World IP Day 2022 Emphasizes Youth Contributions to IP

Left to right: Shira Perlmutter, U.S. Copyright Office; Kathi Vidal, USPTO; Daren Tang, WIPO; Patrick Coyne, AIPLA.

It is once again World IP Day, on which the global intellectual property (IP) community celebrates IP and innovation, as well as the day that the Convention establishing the World Intellectual Property Organization (WIPO) came into force (April 26, 1970). World IP Day was first observed in 2000 in an effort by WIPO to raise awareness of the importance IP plays in fostering innovation and creativity. This year, WIPO has chosen to focus on the theme of “IP and Youth: Innovating for a Better Future,” spotlighting young entrepreneurs and innovators across the globe. There’s a youth video competition, a World IP Day Youth Gallery, and dozens of events taking place worldwide throughout the week.
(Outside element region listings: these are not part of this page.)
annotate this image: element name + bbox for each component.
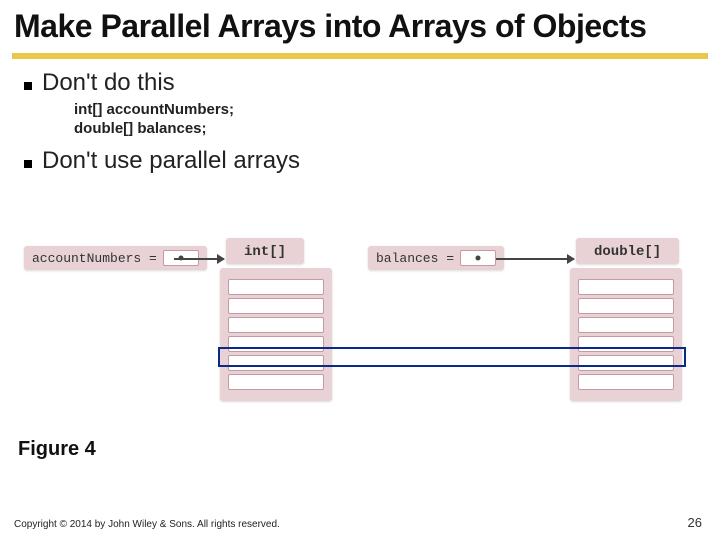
double-array-cells [570, 268, 682, 401]
array-cell [228, 317, 324, 333]
code-line-1: int[] accountNumbers; [74, 101, 706, 120]
bullet-1: Don't do this [24, 69, 706, 97]
type-double-array-box: double[] [576, 238, 679, 264]
array-cell [228, 374, 324, 390]
array-cell [228, 298, 324, 314]
array-cell [578, 317, 674, 333]
row-highlight-box [218, 347, 686, 367]
array-cell [228, 279, 324, 295]
ref-dot-icon [476, 256, 481, 261]
ref-slot [460, 250, 496, 266]
var-balances-box: balances = [368, 246, 504, 270]
array-cell [578, 298, 674, 314]
figure-left-half: accountNumbers = int[] [18, 238, 358, 418]
slide: Make Parallel Arrays into Arrays of Obje… [0, 0, 720, 540]
array-cell [578, 279, 674, 295]
var-accountnumbers-label: accountNumbers = [32, 251, 157, 266]
type-int-array-box: int[] [226, 238, 304, 264]
slide-title: Make Parallel Arrays into Arrays of Obje… [0, 0, 720, 51]
int-array-cells [220, 268, 332, 401]
copyright-footer: Copyright © 2014 by John Wiley & Sons. A… [14, 519, 280, 530]
title-underline [12, 53, 708, 59]
arrow-icon [174, 258, 224, 260]
arrow-icon [496, 258, 574, 260]
var-balances-label: balances = [376, 251, 454, 266]
bullet-2-text: Don't use parallel arrays [42, 147, 300, 175]
code-line-2: double[] balances; [74, 120, 706, 139]
figure-4: accountNumbers = int[] balances = double… [18, 238, 706, 418]
bullet-2: Don't use parallel arrays [24, 147, 706, 175]
figure-caption: Figure 4 [18, 438, 96, 461]
figure-right-half: balances = double[] [368, 238, 708, 418]
bullet-1-code: int[] accountNumbers; double[] balances; [74, 101, 706, 139]
array-cell [578, 374, 674, 390]
bullet-list: Don't do this int[] accountNumbers; doub… [0, 69, 720, 175]
page-number: 26 [688, 515, 702, 530]
bullet-square-icon [24, 160, 32, 168]
bullet-1-text: Don't do this [42, 69, 175, 97]
bullet-square-icon [24, 82, 32, 90]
The Youth Gallery is worth browsing through—there are young inventors tackling pollution, hunger and climate change; entrepreneurs delivering innovative health solutions; techies who are expanding access to everything from food to education and healthcare; cutting-edge artists, musicians and authors; and pioneering researchers.

IP Leaders Stress Outreach to Youth and Underserved Communities

The USPTO’s World IP Day event, IP For a Better Future, included a fireside chat with USPTO Director Kathi Vidal,; Register of Copyrights Shira Perlmutter; and Daren Tang, Director General of WIPO, who discussed how to promote IP adoption among young innovators. The chat was moderated by American Intellectual Property Law Association (AIPLA) President Patrick Coyne, who asked each of the IP leaders what their priorities will be in the coming year. Vidal replied quite broadly that she wants to “get back to first principles” by focusing on “what it is that’s going to incentivize innovation from everyone, especially in key tech areas, what is it that’s going to properly protect that innovation both in the United States and across the world, and then what is it that’s going to get that innovation to impact?”

Vidal took the helm at the USPTO earlier this month and so far has announced updates to promote greater transparency in Arthrex Director review requests, an upcoming request for comment on the Director review request process under Arthrex, and also published a summary of comments received following the USPTO’s December 2020 Federal Register Notice (FRN) on whether the Office’s interpretation of 35 U.S.C. section 171—specifically, the “article of manufacture” requirement—”should be revised to protect new and emerging technologies, including digital designs.”

Perlmutter said the Copyright Office will be looking at how to open up the copyright system to more participants, particularly with respect to how to modernize the Office’s IT systems and identifying underserved communities, while Tang explained that WIPO is “reimagin[ing] and rethink[ing] the role of WIPO and the role of IP in the world.” Tang said the Office is trying to move beyond the legal rights and services it administers as part of its core mission in order to better communicate how IP rights are a powerful catalyst for jobs and economic growth and to make IP more relatable, as well as more inclusive. This includes better outreach to young people, who are a major part of demographics in the developing world, as well as women and SMEs.

Senators Patrick Leahy (D-VT) and Thom Tillis (R-NC) also each delivered video remarks as part of the USPTO event. Leahy said we should be encouraging more young people of all backgrounds to participate in the patent system and plugged his bill, the “Unleashing American Innovators Act”, which he said will update the Patent Pro Bono Program, among other changes to close the innovation gap. He also said he’s making sure all USPTO fees are returned to the Office this budget.

Tillis focused on strengthening the IP system to keep the United States in the innovation lead. “Our country’s future will be built on the shoulders of today’s young engineers, scientists, creators, software developers and many other young creative and innovative people,” Tillis said.

Representatives Hank Johnson (D-GA) and Darrell Issa (R-CA) also delivered video remarks.

Other panels at the USPTO event addressed how to support IP protection and awareness in sustainable technologies.

Be an Outreach Advocate

In honor of World IP Day, the Intellectual Property Owners Association (IPO) – IPO Education Foundation (IPOEF) and the IPO D&I Outreach Subcommittee are inviting stakeholders to Host Your Own Youth Outreach Program in order “to introduce innovation and IP to the next generation of diverse innovators.” Teams should be comprised of 3-4 people with “diversity of experience, expertise, and background” and must be registered by May 1 to qualify for an IPOEF Outreach Advocate Award.